The location
The site of Montcenis is chosen because of the presence of the Charbonnière, where the coal is renowned for its excellent quality and adequate for the new English procedures. In addition to that, there are small iron mines existing in its proximity (Antully, Chalencey…). And the geographic position of Montcenis, also near to the Saône River and the Loire River had to be also determining. For a foundry for cannons for the navy, it is important to be able to serve also towards the Atlantic Ocean and the Mediterranean Sea. This situation was still confirmed by the opening of the Canal du Centre in 1793. "You will not be able to name, in Europe, another factory which is as advantageously situated for the facility and as cheap for the importation of the raw materials and the exportation of the materials produced as this one."
M. de La METHERIE, 1787.
For the architecture of the buildings, the symmetries of the whole, the foundry was built like a castle. The architect, Pierre Toufaire, could not, of course, refer to any other model existing of this importance. Thus he integrated the programme for a factory in a place composed and aligned of the image of the castles from the 17th and 18th centuries; the resting room of the master becoming the foundry hall, the aisles becoming the workshops, the common rooms becoming the quarters of the workers, the foundry assuming thus the functions of a town which did not exist yet (habitat).
On the eve of the French Revolution, the technicians such as de Wendel and Wilkinson left France, and on the other hand, the products were not of a good enough quality anymore.
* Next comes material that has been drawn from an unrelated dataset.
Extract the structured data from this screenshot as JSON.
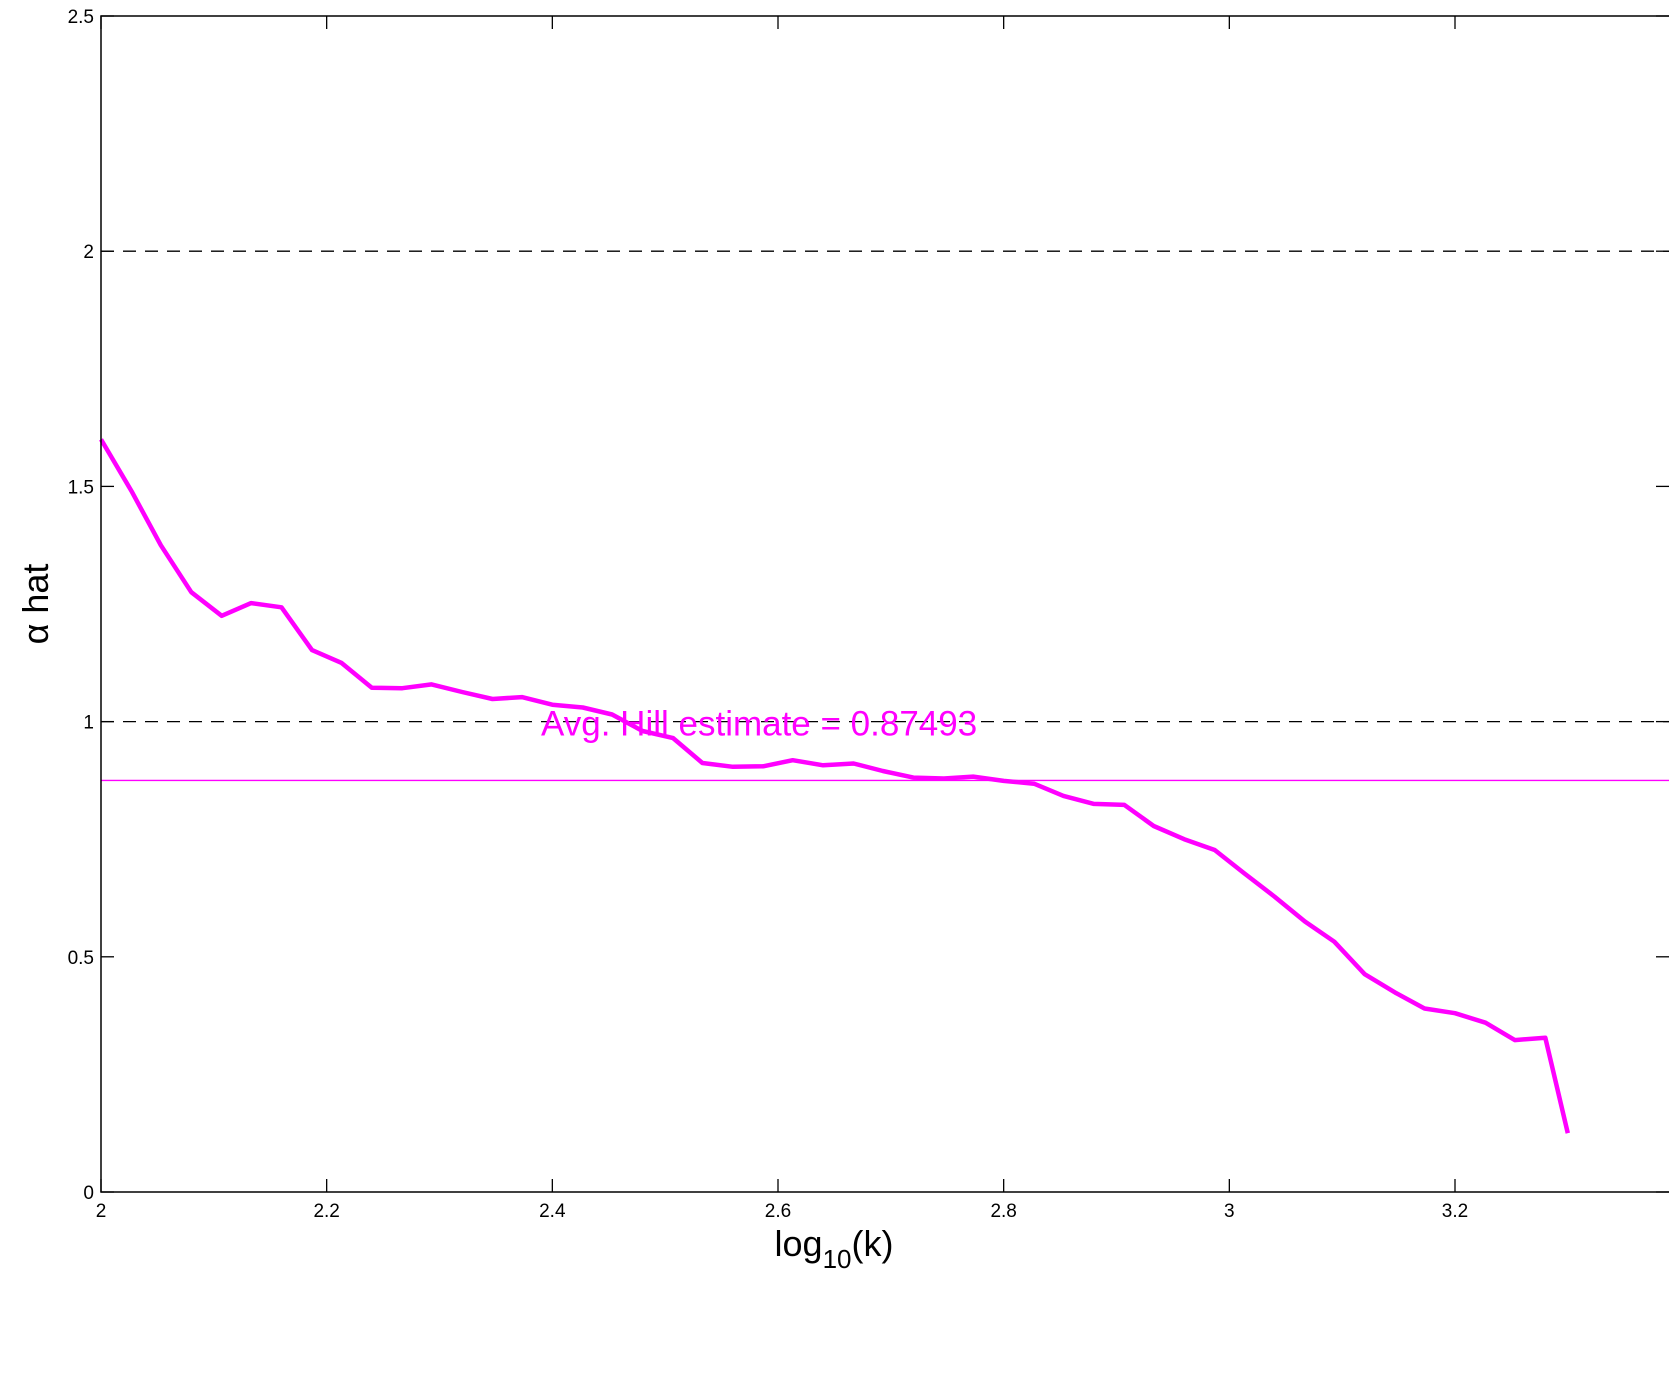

However, this first coke foundry stayed a visiting place obligatory to the knowing of the epoch. Monge and Lavoisier came there to make their experiences, Daubenton described it as "a wonder of the world", Baudot finds himself carried "to the entry of the admiral's foundry", and Guyton saw a "new Mount Etna" there…
The reality was totally different, the technical problems and the financial difficulties were the reasons for the foundry to go from bankruptcy to bankruptcy. Some important productions, however, were carried at the beginning of the 19th century as the truss of the granary in Paris and the fountain in Bondy.